FARMERS were warned that they could see their new single farm payments unexpectedly reduced under the new CAP regime.

If the Commission thinks the EU farm budget will be overspent, it may reduce individual payments by 2pc.

"If the budget is underspent you would get it back but, if the budget is bust, a proportion will be kept back to ensure the budget is met from your single farm payments," said Duncan Sinclair, MLC beef specialist.

He described the mid-term CAP review as the most radical change in policy since Britain joined the Common Market in 1973.

"Although we do not have the detail, there is probably enough of a flavour for you to start thinking how you may change your business for the new climate you are going to face," he said.

It was certain that the UK would start the single farm payment scheme from January 1, 2005; headage payments would run until the end of 2004. In England, full decoupling would break the link between subsidy and production.

"There will be no specific requirement to keep any designated number of livestock, which is a very big difference," said Mr Sinclair, "It will be up to you how many you keep."

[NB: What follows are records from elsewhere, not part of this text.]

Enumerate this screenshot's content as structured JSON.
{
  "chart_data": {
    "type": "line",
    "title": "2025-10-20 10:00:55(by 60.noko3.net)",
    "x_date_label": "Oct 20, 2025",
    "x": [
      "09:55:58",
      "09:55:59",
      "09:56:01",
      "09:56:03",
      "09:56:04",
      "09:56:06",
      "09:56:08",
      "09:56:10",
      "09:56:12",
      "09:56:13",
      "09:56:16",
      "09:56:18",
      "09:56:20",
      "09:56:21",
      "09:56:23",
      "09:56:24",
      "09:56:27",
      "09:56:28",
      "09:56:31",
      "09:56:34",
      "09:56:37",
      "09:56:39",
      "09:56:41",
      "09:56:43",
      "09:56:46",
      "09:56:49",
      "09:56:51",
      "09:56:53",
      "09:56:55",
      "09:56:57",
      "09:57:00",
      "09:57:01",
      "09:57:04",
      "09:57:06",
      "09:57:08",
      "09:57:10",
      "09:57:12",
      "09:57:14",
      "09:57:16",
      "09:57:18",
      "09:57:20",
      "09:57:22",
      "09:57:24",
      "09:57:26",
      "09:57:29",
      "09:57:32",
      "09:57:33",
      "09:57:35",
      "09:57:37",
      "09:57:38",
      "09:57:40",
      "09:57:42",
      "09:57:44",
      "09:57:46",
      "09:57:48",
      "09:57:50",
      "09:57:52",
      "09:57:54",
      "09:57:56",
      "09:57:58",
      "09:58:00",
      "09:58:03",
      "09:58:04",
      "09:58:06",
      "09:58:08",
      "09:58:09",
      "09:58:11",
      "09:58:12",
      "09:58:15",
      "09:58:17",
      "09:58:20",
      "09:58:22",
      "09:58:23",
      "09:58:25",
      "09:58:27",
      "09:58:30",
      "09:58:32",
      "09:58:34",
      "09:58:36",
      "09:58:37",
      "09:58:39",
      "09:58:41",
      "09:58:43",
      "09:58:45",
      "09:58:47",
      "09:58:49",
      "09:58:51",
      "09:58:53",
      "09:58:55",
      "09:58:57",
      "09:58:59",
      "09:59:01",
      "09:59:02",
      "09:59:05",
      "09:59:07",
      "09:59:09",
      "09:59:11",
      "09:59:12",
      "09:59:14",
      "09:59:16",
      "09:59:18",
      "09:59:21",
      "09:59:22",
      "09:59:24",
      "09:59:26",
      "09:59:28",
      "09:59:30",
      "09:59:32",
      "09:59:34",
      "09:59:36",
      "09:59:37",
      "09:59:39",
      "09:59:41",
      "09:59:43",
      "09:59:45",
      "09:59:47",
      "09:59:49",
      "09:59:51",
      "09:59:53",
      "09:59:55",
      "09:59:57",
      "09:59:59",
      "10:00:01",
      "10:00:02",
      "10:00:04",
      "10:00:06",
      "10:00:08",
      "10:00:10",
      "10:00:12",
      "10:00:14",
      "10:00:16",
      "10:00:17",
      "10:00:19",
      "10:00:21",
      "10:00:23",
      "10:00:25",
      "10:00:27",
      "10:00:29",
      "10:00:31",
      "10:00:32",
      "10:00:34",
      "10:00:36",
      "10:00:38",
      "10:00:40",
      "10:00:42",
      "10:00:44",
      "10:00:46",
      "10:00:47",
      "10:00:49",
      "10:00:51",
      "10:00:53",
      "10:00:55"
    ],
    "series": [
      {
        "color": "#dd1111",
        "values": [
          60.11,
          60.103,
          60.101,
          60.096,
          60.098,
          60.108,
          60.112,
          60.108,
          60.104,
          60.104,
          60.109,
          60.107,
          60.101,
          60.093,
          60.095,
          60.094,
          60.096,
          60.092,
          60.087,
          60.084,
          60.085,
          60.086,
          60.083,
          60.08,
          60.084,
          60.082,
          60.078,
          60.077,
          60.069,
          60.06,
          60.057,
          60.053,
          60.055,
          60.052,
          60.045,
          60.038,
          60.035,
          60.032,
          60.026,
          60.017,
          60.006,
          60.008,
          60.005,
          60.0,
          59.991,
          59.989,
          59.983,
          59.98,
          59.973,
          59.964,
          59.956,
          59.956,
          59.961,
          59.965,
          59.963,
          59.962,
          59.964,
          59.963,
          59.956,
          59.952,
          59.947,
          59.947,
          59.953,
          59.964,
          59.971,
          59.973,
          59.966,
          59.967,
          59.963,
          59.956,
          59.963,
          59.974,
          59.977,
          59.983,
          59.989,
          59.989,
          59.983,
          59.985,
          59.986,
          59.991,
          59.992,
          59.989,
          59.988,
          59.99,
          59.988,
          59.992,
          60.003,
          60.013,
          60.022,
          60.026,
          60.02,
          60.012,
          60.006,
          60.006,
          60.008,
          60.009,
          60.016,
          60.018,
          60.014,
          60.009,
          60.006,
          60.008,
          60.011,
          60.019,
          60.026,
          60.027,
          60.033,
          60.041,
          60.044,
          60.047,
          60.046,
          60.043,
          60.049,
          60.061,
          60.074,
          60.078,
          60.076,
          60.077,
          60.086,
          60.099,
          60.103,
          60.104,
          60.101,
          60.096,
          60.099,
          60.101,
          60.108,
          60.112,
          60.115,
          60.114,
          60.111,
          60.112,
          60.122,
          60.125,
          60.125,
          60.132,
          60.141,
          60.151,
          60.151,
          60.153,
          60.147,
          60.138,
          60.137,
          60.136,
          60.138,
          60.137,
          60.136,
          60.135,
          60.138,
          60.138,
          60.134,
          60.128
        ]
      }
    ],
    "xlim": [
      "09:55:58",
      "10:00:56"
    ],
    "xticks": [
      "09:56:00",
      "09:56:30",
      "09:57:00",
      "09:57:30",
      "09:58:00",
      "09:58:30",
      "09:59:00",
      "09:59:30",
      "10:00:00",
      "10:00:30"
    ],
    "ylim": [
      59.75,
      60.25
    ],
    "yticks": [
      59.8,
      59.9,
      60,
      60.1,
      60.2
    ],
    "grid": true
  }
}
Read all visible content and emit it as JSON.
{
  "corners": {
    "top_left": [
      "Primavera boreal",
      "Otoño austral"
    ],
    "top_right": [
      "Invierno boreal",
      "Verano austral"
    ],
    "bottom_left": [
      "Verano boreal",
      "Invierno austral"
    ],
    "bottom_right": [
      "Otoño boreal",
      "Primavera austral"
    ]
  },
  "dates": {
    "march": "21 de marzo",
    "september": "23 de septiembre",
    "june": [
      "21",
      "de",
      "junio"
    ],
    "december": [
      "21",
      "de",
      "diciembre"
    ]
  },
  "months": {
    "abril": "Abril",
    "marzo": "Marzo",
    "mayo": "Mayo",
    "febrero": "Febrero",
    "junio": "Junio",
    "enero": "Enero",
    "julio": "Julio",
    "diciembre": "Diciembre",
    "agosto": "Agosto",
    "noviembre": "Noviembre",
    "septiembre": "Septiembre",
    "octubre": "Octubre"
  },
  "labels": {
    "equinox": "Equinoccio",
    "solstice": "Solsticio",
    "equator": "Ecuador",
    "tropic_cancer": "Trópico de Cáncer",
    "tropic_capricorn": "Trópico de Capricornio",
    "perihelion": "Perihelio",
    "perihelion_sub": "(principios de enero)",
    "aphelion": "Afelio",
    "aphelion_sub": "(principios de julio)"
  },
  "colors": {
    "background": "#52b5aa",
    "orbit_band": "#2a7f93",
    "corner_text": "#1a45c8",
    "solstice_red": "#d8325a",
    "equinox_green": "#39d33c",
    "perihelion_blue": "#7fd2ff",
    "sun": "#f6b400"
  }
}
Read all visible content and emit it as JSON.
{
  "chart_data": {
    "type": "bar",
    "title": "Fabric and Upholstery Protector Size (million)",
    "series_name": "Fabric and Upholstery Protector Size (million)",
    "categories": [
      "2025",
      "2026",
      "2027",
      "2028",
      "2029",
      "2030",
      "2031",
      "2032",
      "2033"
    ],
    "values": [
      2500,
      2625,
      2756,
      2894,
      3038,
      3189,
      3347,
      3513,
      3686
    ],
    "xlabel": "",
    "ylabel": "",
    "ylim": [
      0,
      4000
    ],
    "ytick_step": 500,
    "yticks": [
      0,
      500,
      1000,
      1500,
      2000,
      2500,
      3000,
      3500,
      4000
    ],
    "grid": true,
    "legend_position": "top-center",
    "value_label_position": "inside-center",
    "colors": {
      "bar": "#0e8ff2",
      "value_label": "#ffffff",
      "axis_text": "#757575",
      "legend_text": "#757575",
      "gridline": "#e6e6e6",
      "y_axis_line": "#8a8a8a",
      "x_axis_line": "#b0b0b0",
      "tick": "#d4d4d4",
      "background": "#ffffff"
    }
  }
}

Scotland and Wales could, in theory, choose different portions because of devolution. They did not have to make any announcements until 2004.

Mr Sinclair said English farmers could start planning on a largely decoupled basis. It gave them an opportunity to re-evaluate their farm business and see which enterprises were likely to be sustainable in the long term and which were a drain on the business.

It was an opportunity to change the farm business radically, he said, and was a chance to get off the treadmill of rules and regulations.